At the end, a class of students leaves in a famous American yellow school bus, younger children are carried home in their sleeping bags, we pack up our empty bottles and books and fold away our lawn chairs after a very special evening of excellent performance in a perfect place.

Tuesday 24 July 2007

Tanglewood

cyntillating sounds opus nine

The road to take from Boston to their symphony's summer home in the beautiful Berkshire Mountains is the Massachusetts Turnpike, beautiful but habitually clogged with trailers, campers, and most certainly, classical music lovers. We prefer the long and winding Route 20 West, a scenic thread through picturesque colonial towns with unexpected names like Dalton, Chester, even Peru.

The Tanglewood music festival has attracted thousands of visitors every summer since its first season in 1937, and that is literally thousands, 300 thousand in 2006. An average symphonic concert is attended by 15 thousand, 5 of which are lucky to have a roof over their heads, the others taking their chances with New England weather. But when that is glorious, as it often is in the summer, the heavens add their own sparkle to performances; Tanglewood's lawns are halfway up the Berkshires, far from annoying city lights, dark, dsitinguished, with breathtaking views.

This past weekend, the BSO had an all Beethoven programme scheduled featuring a stunning series of soloists which included the Beaux Arts Trio and soprano Christine Brewer. On Saturday afternoon, this working man's Glyndebourne is already packed, the lawns are dressed out early for pre-concert extended picnics: candles, flowers, wine galore and masses of finger food. We saw a baby no older than a month, and many easily in their nineties. All camped out for a concert they could not hope to see, but could certainly hear through a marvelous sound system that can deck even the farthest corners of the lawns.

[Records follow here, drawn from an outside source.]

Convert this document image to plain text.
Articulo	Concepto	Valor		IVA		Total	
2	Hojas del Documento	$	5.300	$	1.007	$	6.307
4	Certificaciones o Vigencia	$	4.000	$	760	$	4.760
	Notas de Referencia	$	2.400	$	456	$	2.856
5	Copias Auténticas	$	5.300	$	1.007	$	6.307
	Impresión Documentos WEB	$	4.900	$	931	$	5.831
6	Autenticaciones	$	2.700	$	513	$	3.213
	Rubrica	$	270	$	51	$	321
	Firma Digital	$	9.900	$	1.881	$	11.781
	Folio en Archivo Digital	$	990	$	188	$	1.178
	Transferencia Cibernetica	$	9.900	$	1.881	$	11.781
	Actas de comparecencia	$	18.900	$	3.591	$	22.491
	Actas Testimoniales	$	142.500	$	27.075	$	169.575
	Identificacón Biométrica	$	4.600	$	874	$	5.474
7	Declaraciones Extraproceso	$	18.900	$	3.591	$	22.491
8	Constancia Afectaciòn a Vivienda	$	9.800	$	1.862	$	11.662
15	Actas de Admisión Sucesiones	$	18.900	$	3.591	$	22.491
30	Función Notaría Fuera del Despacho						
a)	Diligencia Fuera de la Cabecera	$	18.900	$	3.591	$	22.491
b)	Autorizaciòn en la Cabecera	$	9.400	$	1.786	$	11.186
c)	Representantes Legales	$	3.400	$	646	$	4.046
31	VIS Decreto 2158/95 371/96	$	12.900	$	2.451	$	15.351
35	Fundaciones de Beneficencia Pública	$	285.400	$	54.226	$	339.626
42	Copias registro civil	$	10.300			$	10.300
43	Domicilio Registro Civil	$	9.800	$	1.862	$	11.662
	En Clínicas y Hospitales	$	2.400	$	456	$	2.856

Here Bostonians meet New Yorkers as Tanglewood is strategically centered in between these two major cultural centers. The festival itself has attracted other arts institutions over the years, most famously Jacob's Pillow, the dance phenomenon, making the Berkshire mountains the thinking American's camp site par none.

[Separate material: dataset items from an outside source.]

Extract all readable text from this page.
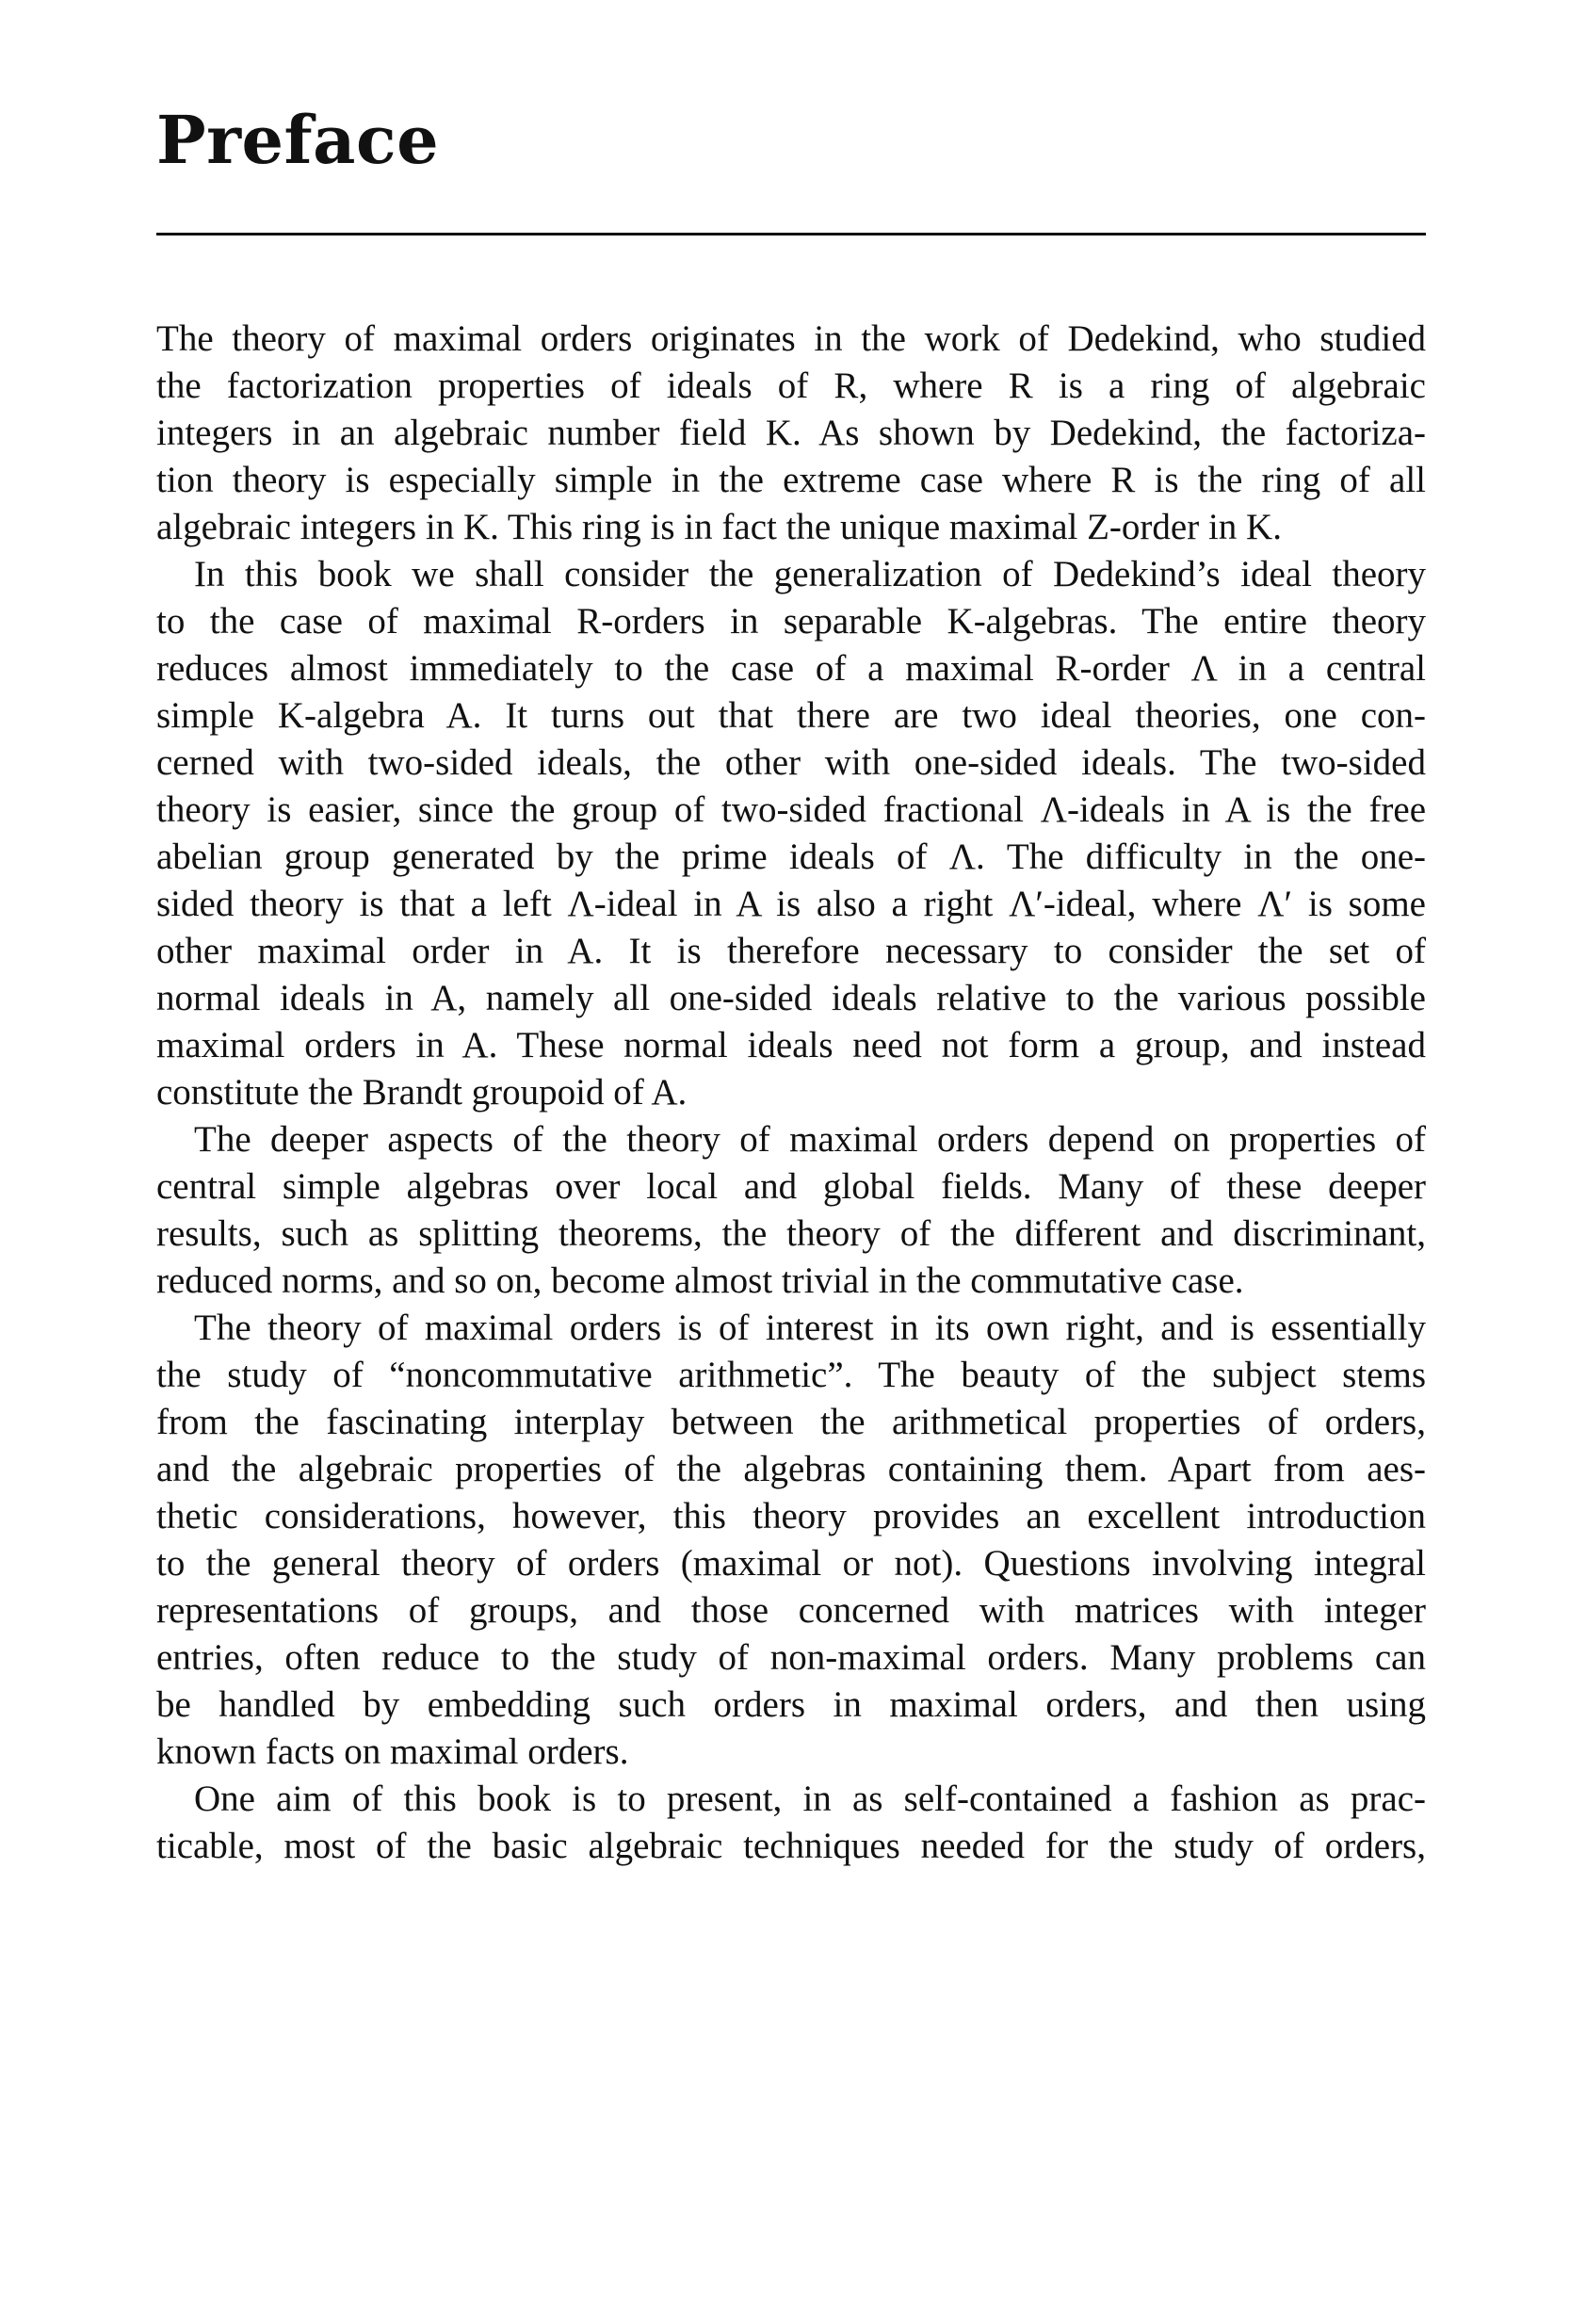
Preface

The theory of maximal orders originates in the work of Dedekind, who studied
the factorization properties of ideals of R, where R is a ring of algebraic
integers in an algebraic number field K. As shown by Dedekind, the factoriza-
tion theory is especially simple in the extreme case where R is the ring of all
algebraic integers in K. This ring is in fact the unique maximal Z-order in K.

In this book we shall consider the generalization of Dedekind’s ideal theory
to the case of maximal R-orders in separable K-algebras. The entire theory
reduces almost immediately to the case of a maximal R-order Λ in a central
simple K-algebra A. It turns out that there are two ideal theories, one con-
cerned with two-sided ideals, the other with one-sided ideals. The two-sided
theory is easier, since the group of two-sided fractional Λ-ideals in A is the free
abelian group generated by the prime ideals of Λ. The difficulty in the one-
sided theory is that a left Λ-ideal in A is also a right Λ′-ideal, where Λ′ is some
other maximal order in A. It is therefore necessary to consider the set of
normal ideals in A, namely all one-sided ideals relative to the various possible
maximal orders in A. These normal ideals need not form a group, and instead
constitute the Brandt groupoid of A.

The deeper aspects of the theory of maximal orders depend on properties of
central simple algebras over local and global fields. Many of these deeper
results, such as splitting theorems, the theory of the different and discriminant,
reduced norms, and so on, become almost trivial in the commutative case.

The theory of maximal orders is of interest in its own right, and is essentially
the study of “noncommutative arithmetic”. The beauty of the subject stems
from the fascinating interplay between the arithmetical properties of orders,
and the algebraic properties of the algebras containing them. Apart from aes-
thetic considerations, however, this theory provides an excellent introduction
to the general theory of orders (maximal or not). Questions involving integral
representations of groups, and those concerned with matrices with integer
entries, often reduce to the study of non-maximal orders. Many problems can
be handled by embedding such orders in maximal orders, and then using
known facts on maximal orders.

One aim of this book is to present, in as self-contained a fashion as prac-
ticable, most of the basic algebraic techniques needed for the study of orders,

Tonight we happen to have real seats; elderly volunteers assist us in finding them with grace. The symphony orchestra looks like it has huge numbers of new players; considering the performance in hindsight, we can only conclude that these are all remplacants, filling in for vacationing soloists. The Beethoven heard was certainly not up to BSO standard with its messy woodwinds and slouchy strings. Hans Graf was a pleasure to watch, but even simple down beats were never together, let stand powerfully so as Beethoven rightfully deserves.

After a terribly disappointing Leonore Ouverture, things took a marvelous turn for the better: out marched the venerable Beaux Arts Trio with its nestor pianist Menahem Pressler looking as eager as ever. Cellist's Antonio Meneses first phrase immediately set the stage for a gutsy, powerful and elegant performance of Beethoven's unwieldly Triple Concerto. The musicians were obviously having a grand time performing one of their standards to the huge crowd who had welcomed their mere appearance with bravo saldos. And Pressler, the pianist with the pearly touch, perfectly rounded out violinist's Daniel Hope's bravura and Meneses' stunning sound. Grand festival fun.

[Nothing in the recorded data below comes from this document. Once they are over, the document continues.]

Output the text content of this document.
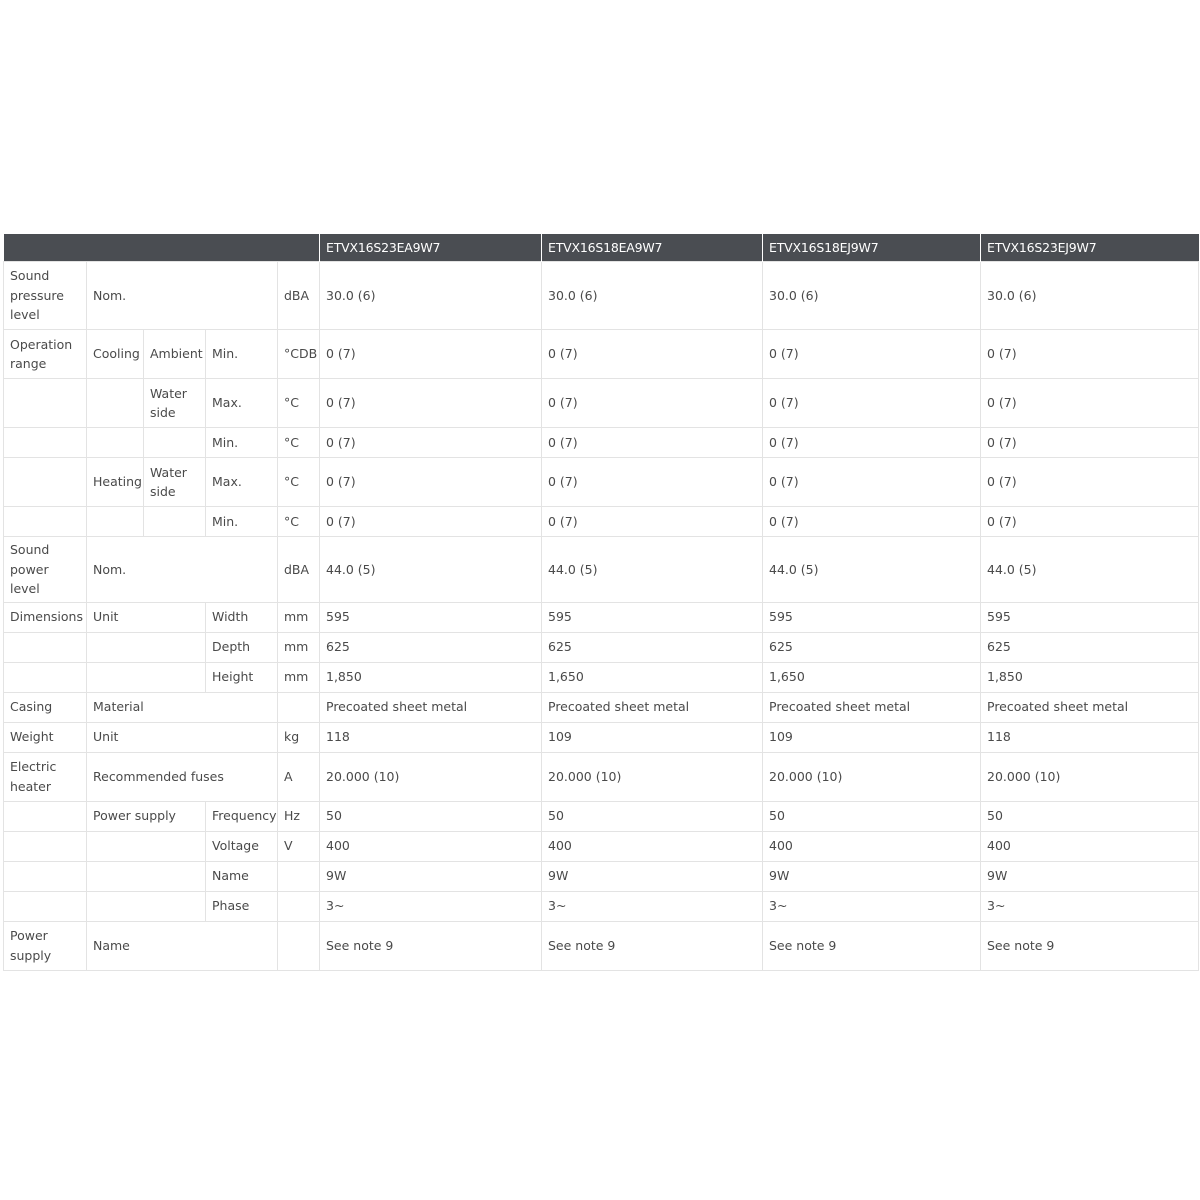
					ETVX16S23EA9W7	ETVX16S18EA9W7	ETVX16S18EJ9W7	ETVX16S23EJ9W7
Sound pressure level	Nom.			dBA	30.0 (6)	30.0 (6)	30.0 (6)	30.0 (6)
Operation range	Cooling	Ambient	Min.	°CDB	0 (7)	0 (7)	0 (7)	0 (7)
		Water side	Max.	°C	0 (7)	0 (7)	0 (7)	0 (7)
			Min.	°C	0 (7)	0 (7)	0 (7)	0 (7)
	Heating	Water side	Max.	°C	0 (7)	0 (7)	0 (7)	0 (7)
			Min.	°C	0 (7)	0 (7)	0 (7)	0 (7)
Sound power level	Nom.			dBA	44.0 (5)	44.0 (5)	44.0 (5)	44.0 (5)
Dimensions	Unit		Width	mm	595	595	595	595
			Depth	mm	625	625	625	625
			Height	mm	1,850	1,650	1,650	1,850
Casing	Material				Precoated sheet metal	Precoated sheet metal	Precoated sheet metal	Precoated sheet metal
Weight	Unit			kg	118	109	109	118
Electric heater	Recommended fuses			A	20.000 (10)	20.000 (10)	20.000 (10)	20.000 (10)
	Power supply		Frequency	Hz	50	50	50	50
			Voltage	V	400	400	400	400
			Name		9W	9W	9W	9W
			Phase		3~	3~	3~	3~
Power supply	Name				See note 9	See note 9	See note 9	See note 9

The second half began with a truly marvelous Ah! Perfido, Beethoven's dramatic concert aria performed to perfection by Christine Brewer. Simply gorgeous, and enough of a thrill to carry us through the uninspired second symphony that followed. Amazing programming actually, following up a triple concerto with yet another major soloist. But then again, the Boston Symphony has the cash to back it up: Tanglewood alone brings in over 50 million dollars a season to this well-endowed and well-run American arts institution, and we, on this New England summer evening, star-studded on both the stage and in the heavens, were determined to return soon.